Data Transformation
This section provides an overview of the data transformation process. It covers the following information:
-
The Data Transformation Process
-
Data Transformation Techniques
-
Protection Policies
The Data Transformation Process
Data transformation is the process of transforming GuardPoint data from:
-
Plaintext (clear) to encrypted with a key
-
Encrypted with a key to plaintext
-
Encrypted with one (old) key to encrypted with another (new) key
Tip
Refer to CTE Agent Data Transformation for detailed instructions on how to use CTE on clients to transform GuardPoint data from clear text to encrypted text or from encrypted text to clear text.
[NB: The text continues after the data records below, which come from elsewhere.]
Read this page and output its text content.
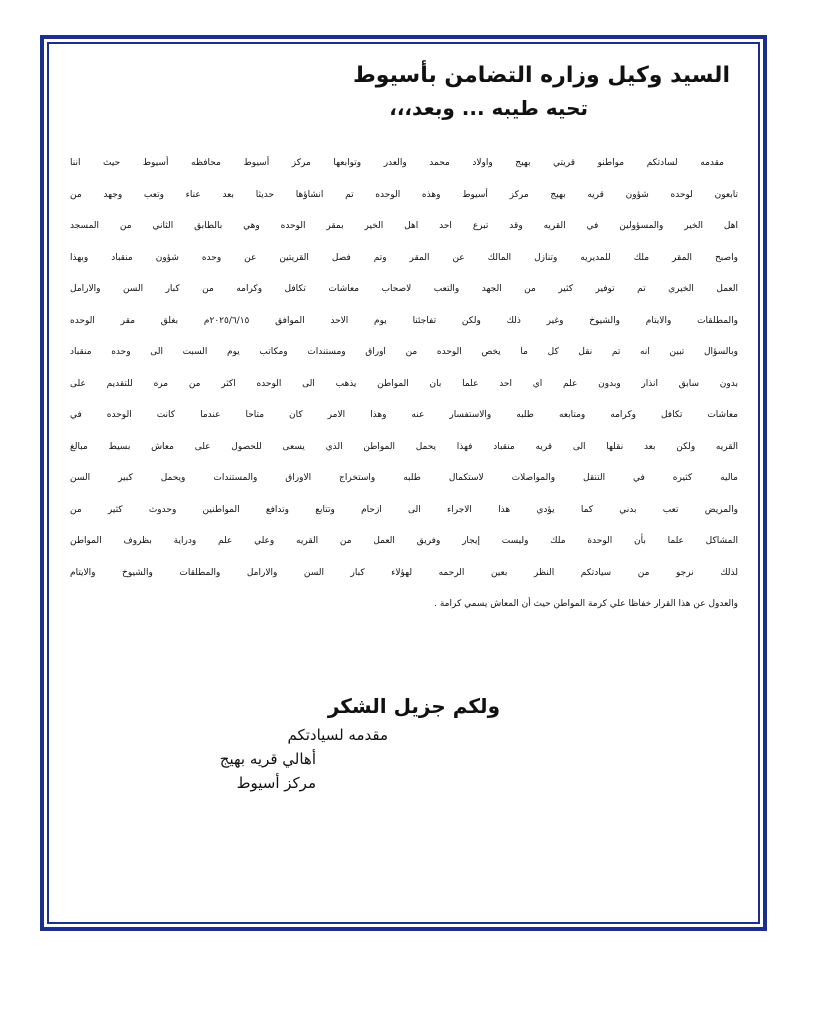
السيد وكيل وزاره التضامن بأسيوط
تحيه طيبه ... وبعد،،،
مقدمه لسادتكم مواطنو قريتي بهيج واولاد محمد والعدر وتوابعها مركز أسيوط محافظه أسيوط حيث اننا
تابعون لوحده شؤون قريه بهيج مركز أسيوط وهذه الوحده تم انشاؤها حديثا بعد عناء وتعب وجهد من
اهل الخير والمسؤولين في القريه وقد تبرع احد اهل الخير بمقر الوحده وهي بالطابق الثاني من المسجد
واصبح المقر ملك للمديريه وتنازل المالك عن المقر وتم فصل القريتين عن وحده شؤون منقباد وبهذا
العمل الخيري تم توفير كثير من الجهد والتعب لاصحاب معاشات تكافل وكرامه من كبار السن والارامل
والمطلقات والايتام والشيوخ وغير ذلك ولكن تفاجئنا يوم الاحد الموافق ٢٠٢٥/٦/١٥م بغلق مقر الوحده
وبالسؤال تبين انه تم نقل كل ما يخص الوحده من اوراق ومستندات ومكاتب يوم السبت الى وحده منقباد
بدون سابق انذار وبدون علم اي احد علما بان المواطن يذهب الى الوحده اكثر من مره للتقديم على
معاشات تكافل وكرامه ومتابعه طلبه والاستفسار عنه وهذا الامر كان متاحا عندما كانت الوحده في
القريه ولكن بعد نقلها الى قريه منقباد فهذا يحمل المواطن الذي يسعى للحصول على معاش بسيط مبالغ
ماليه كثيره في التنقل والمواصلات لاستكمال طلبه واستخراج الاوراق والمستندات ويحمل كبير السن
والمريض تعب بدني كما يؤدي هذا الاجراء الى ازحام وتتابع وتدافع المواطنين وحدوث كثير من
المشاكل علما بأن الوحدة ملك وليست إيجار وفريق العمل من القريه وعلي علم ودراية بظروف المواطن
لذلك نرجو من سيادتكم النظر بعين الرحمه لهؤلاء كبار السن والارامل والمطلقات والشيوخ والايتام
والعدول عن هذا القرار خفاظا علي كرمة المواطن حيث أن المعاش يسمي كرامة .
ولكم جزيل الشكر
مقدمه لسيادتكم
أهالي قريه بهيج
مركز أسيوط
This section covers the following information:
-
Uses of Data Transformation
-
How CTE Protects Files
-
Components of the CTE Solution
-
Properties of Data Transformation
Uses of Data Transformation
-
Initial Data transformation: Encrypting GuardPoint data for the first time.
-
Rekeying: Changing the encryption key for GuardPoint data, also called key rotation.
-
Reverse Transformation: Decrypting GuardPoint data to clear text (not a common procedure).
-
Convert: Non-LDT GuardPoints to LDT GuardPoints.
Note
Data transformation is complex and disruptive to data center operations. It is strongly recommended that you read and understand this section before you proceed to the initial data transformation and rekey.
How CTE Protects Files
The CTE Agent encrypts the data within a file one block at a time. It does not encrypt file metadata such a file’s name or size. This enables administrators to manage files without being able to view or modify their contents. Whether initially encrypting files, rekeying them, or decrypting them, the CTE Agent must therefore:
-
Read each block of file data to be transformed.
-
Transform the block by encrypting, decrypting, or rekeying it.
-
Write the transformed block, either to its original location, or to an alternate one.
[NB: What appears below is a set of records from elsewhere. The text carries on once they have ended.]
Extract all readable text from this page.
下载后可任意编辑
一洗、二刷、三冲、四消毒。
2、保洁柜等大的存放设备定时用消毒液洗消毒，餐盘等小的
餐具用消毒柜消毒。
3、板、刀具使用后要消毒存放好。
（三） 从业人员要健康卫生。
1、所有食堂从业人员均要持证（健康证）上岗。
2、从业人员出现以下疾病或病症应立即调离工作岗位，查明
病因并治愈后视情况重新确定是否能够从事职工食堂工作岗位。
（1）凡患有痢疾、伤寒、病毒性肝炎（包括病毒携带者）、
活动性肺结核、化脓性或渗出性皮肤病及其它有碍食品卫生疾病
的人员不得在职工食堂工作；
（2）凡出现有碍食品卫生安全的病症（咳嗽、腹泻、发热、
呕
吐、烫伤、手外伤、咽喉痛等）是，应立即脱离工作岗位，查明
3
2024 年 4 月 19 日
Components of the CTE Solution
CTE protects data either at the file level or at the storage device level. CTE file-level protection consists of two main components:
-
CipherTrust Data Security Platform Service
An appliance that manages a database of the file sets protected by CTE GuardPoints, the encryption keys that protect them, policies that specify access rights and encryption protections that can be applied to GuardPoints. The CipherTrust Data Security Platform Service is also a central point for logging events related to accessing protected files.
-
CTE Agents
Software components that run on clients with file sets to be protected. A CTE Agent manages the files behind a GuardPoint by enforcing the policy associated with it, and communicates data access events to the CipherTrust Data Security Platform Service for logging.
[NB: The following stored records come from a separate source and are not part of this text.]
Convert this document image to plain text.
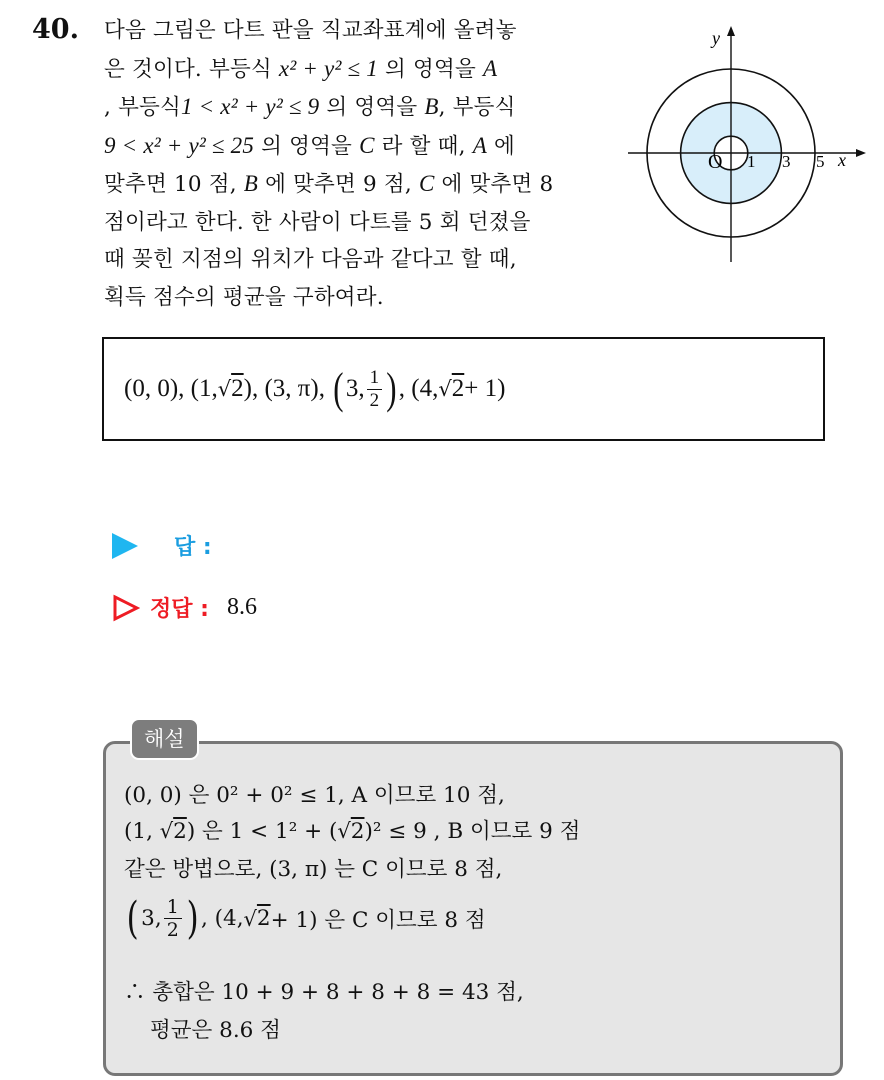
40. 다음 그림은 다트 판을 직교좌표계에 올려놓
은 것이다. 부등식 x² + y² ≤ 1 의 영역을 A
, 부등식1 < x² + y² ≤ 9 의 영역을 B, 부등식
9 < x² + y² ≤ 25 의 영역을 C 라 할 때, A 에
맞추면 10 점, B 에 맞추면 9 점, C 에 맞추면 8
점이라고 한다. 한 사람이 다트를 5 회 던졌을
때 꽂힌 지점의 위치가 다음과 같다고 할 때,
획득 점수의 평균을 구하여라.
y
x
O 1 3 5
(0, 0),
(1, √ 2 ),
(3, π),
( 3, $\frac{1}{2}$ ) , (4, √ 2 + 1)
답 :
정답 : 8.6
해설
(0, 0) 은 0² + 0² ≤ 1, A 이므로 10 점,
(1, √2) 은 1 < 1² + (√2)² ≤ 9 , B 이므로 9 점
같은 방법으로, (3, π) 는 C 이므로 8 점,
( 3, $\frac{1}{2}$ ) , (4, √ 2 + 1) 은 C 이므로 8 점
∴ 총합은 10 + 9 + 8 + 8 + 8 = 43 점,
평균은 8.6 점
A GuardPoint is usually associated with a Linux mount point or a Windows volume, but may also be associated with a directory subtree. The CTE Agent sits between applications and the file system that clients files within the GuardPoint. It intercepts every file access request, and enforces the access and encryption rules defined in the GuardPoint’s policy.
Properties of Data Transformation
For large file sets (hundreds of GBs or more), bulk transformation is time-consuming. Managing transformation time is important, because file set content must be frozen (inaccessible to applications) throughout the transformation process. Once transformation starts, it must continue until complete. So transformation time determines the window of data unavailability. Two major components contribute to transformation time:
-
Number of Blocks of File Data
Because CTE must read, transform, and rewrite each block of file data, this component can be estimated by multiplying the number of file blocks to be transformed by the average read, transformation, and write time for a block.
-
Number of Files
Because the CTE Agent transforms data file by file, each file must be "looked up," opened, and closed during transformation, using underlying file system mechanisms. This typically requires multiple disk accesses. Therefore, file sets that consist of many small files, per file overhead, can actually exceed file block transformation time.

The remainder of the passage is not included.